Страница 3 из 32
Этот круг людей, который они назвали Кирилло-Мефодиевское братство, иногда собирался на квартире у Н.И. Гулака, чтобы поговорить о судьбе славян. Высказывалась та мысль, что немцы, англосаксы, другие народы держатся вместе, а отдельные группы славян, каждая из них, ходят своей дорогой, часто в одной связке с врагом, который велит им везти его воз. Чтобы изменить эту ситуацию, предлагалось собрать всех ученых из славян вместе, чтобы они обменялись своими потребностями, счастьем и несчастьем, от которого всем достается. Братство ученых должно проложить путь к лучшему будущему – к федерации славян…
Уже на другой день после ареста Шевченко в сопровождении квартального надзирателя Гришкова и жандарма отправили в Петербург. Одновременно в Третье отделение тайной полиции гражданский губернатор Киевской губернии И. Фундуклей отправил сообщение: «Между бумагами Шевченко оказалась рукописная книга с малороссийскими, собственного его сочинения, стихами, из каких многие возмутительного и преступного содержания».

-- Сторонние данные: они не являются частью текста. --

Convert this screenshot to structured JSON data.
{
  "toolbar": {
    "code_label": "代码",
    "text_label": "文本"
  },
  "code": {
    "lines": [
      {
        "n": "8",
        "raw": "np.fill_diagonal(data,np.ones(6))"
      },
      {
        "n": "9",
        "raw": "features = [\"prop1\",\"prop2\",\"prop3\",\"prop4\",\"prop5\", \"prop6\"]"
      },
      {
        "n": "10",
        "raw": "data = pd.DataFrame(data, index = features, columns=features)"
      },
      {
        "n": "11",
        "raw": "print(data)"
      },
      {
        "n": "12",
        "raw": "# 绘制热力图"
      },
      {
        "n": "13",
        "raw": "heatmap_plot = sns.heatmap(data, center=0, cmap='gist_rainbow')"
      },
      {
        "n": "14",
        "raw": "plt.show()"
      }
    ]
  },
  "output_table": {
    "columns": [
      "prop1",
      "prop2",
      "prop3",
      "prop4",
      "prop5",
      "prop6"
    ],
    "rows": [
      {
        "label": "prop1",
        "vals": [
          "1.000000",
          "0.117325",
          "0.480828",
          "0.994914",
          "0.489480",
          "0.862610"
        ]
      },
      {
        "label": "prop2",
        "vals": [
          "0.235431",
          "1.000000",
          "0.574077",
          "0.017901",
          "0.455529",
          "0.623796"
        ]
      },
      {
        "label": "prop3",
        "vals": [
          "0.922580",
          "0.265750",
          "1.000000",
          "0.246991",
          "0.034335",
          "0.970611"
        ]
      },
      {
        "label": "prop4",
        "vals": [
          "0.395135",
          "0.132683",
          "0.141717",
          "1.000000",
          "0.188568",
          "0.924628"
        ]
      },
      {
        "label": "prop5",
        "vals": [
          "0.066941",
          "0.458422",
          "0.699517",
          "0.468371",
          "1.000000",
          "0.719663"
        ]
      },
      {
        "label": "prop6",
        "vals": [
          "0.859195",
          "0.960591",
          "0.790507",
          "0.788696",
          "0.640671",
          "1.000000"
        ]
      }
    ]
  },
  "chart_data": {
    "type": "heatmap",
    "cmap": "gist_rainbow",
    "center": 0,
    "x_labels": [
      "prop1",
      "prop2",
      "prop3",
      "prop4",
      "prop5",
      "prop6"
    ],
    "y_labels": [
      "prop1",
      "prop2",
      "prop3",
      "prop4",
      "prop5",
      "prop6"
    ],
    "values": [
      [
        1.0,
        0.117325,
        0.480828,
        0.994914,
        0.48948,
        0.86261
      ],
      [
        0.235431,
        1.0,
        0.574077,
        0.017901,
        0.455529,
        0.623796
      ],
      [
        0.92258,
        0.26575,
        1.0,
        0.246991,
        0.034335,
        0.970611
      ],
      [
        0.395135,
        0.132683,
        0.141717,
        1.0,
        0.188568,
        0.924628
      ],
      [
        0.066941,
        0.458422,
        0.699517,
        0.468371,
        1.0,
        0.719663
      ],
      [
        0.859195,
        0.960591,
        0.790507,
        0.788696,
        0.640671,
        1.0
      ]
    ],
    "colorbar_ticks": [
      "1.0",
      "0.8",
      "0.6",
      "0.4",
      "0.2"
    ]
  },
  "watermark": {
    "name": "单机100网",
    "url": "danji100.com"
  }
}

По дороге в Петербург, на почтовой станции Бровары, где меняли лошадей, Шевченко неожиданно встретил мать и жену Костомарова, которые тоже направлялись в столицу для встречи с арестованным сыном и мужем.
Возле возка, в который впрягали тройку лошадей, стоял человек с жандармом, которые ждали этот возок.
– Еще один арестованный, – сказала Татьяна Петровна, мать Костомарова, обращаясь к невестке. – Кажется, это Тарас Григорьевич Шевченко.
То ли он услышал эти слова, то ли узнал Татьяну Петровну, но не прошло и минуты, как Шевченко оказался рядом с экипажем Костомаровых и со слезами на глазах, грустным голосом промолвил:
– Это бедная мать Николая Ивановича, а это его молоденькая жена. Ой, горе, горе тяжкое матери и девушке…
После этих слов он расцеловал мать и жену Костомарова.
К ним подошел жандармский офицер и попросил Шевченко попрощаться со знакомыми и сесть в ожидавший его возок. Тарас Григорьевич успел только сказать, что за себя он не переживает, потому что он одинокий, «бурлака», а «Николая мне жаль: у него есть мать и молодая жена. И он ни в чем не виноват, разве только в том, что со мной побратался. Прости же меня, мамо, и не кляни!»
Он снова их поцеловал, сел с сопровождающими в возок, тройка курьерская с места пустилась в галоп…
Через несколько дней, 17 апреля 1847 года, Шевченко был доставлен в Петербург и заключен в Петропавловскую крепость. Начались следствие, очные ставки.
Тарас держался на допросах спокойно, был бодр и даже весел. Не терял оптимизма. Возвращаясь в камеру вместе с Костомаровым, он подбадривал его:
– Не грусти, Николай, будем мы с тобой еще вместе жить.
В камере Шевченко написал и посвятил Костомарову, к которому он относился очень тепло, одно из своих стихотворений:
Это стихотворение Шевченко смог вручить матери Костомарова в Саратове только десять лет спустя, возвращаясь из ссылки.
На вопрос шефа жандармов Орлова:
– Какими случаями вы были доведены до такой наглости, что писали самые дерзкие стихи против государя императора?
Шевченко ответил:
– Возвратясь в Малороссию, я увидел нищету и ужасное угнетение крестьян помещиками, посессорами и шляхтичами. И все это делалось и делается именем государя и правительства…
Следствие закончилось быстро. Результаты его были неожиданные.
Шеф жандармов Орлов доложил Николаю, что дело Кирилло-Мефодиевского братства раздуто из-за желания многих подчиненных выслужиться. Приговоры последовали мягкие для тогдашнего режима. Правительство знало цену разговорам пылких юношей о единстве славян и моральном перевоспитании крепостников. Только Костомаров получил год тюрьмы. Почти все обвиняемые были освобождены.
Что касается Шевченко, то дело приобрело серьезный оборот. В его свертке были найдены стихи, вызвавшие гнев царя, когда он их лично прочел. Разве мог простить царь холопскому поэту его дерзкие стихи, высмеивающие царский двор и их императорскую особу вместе с императрицей?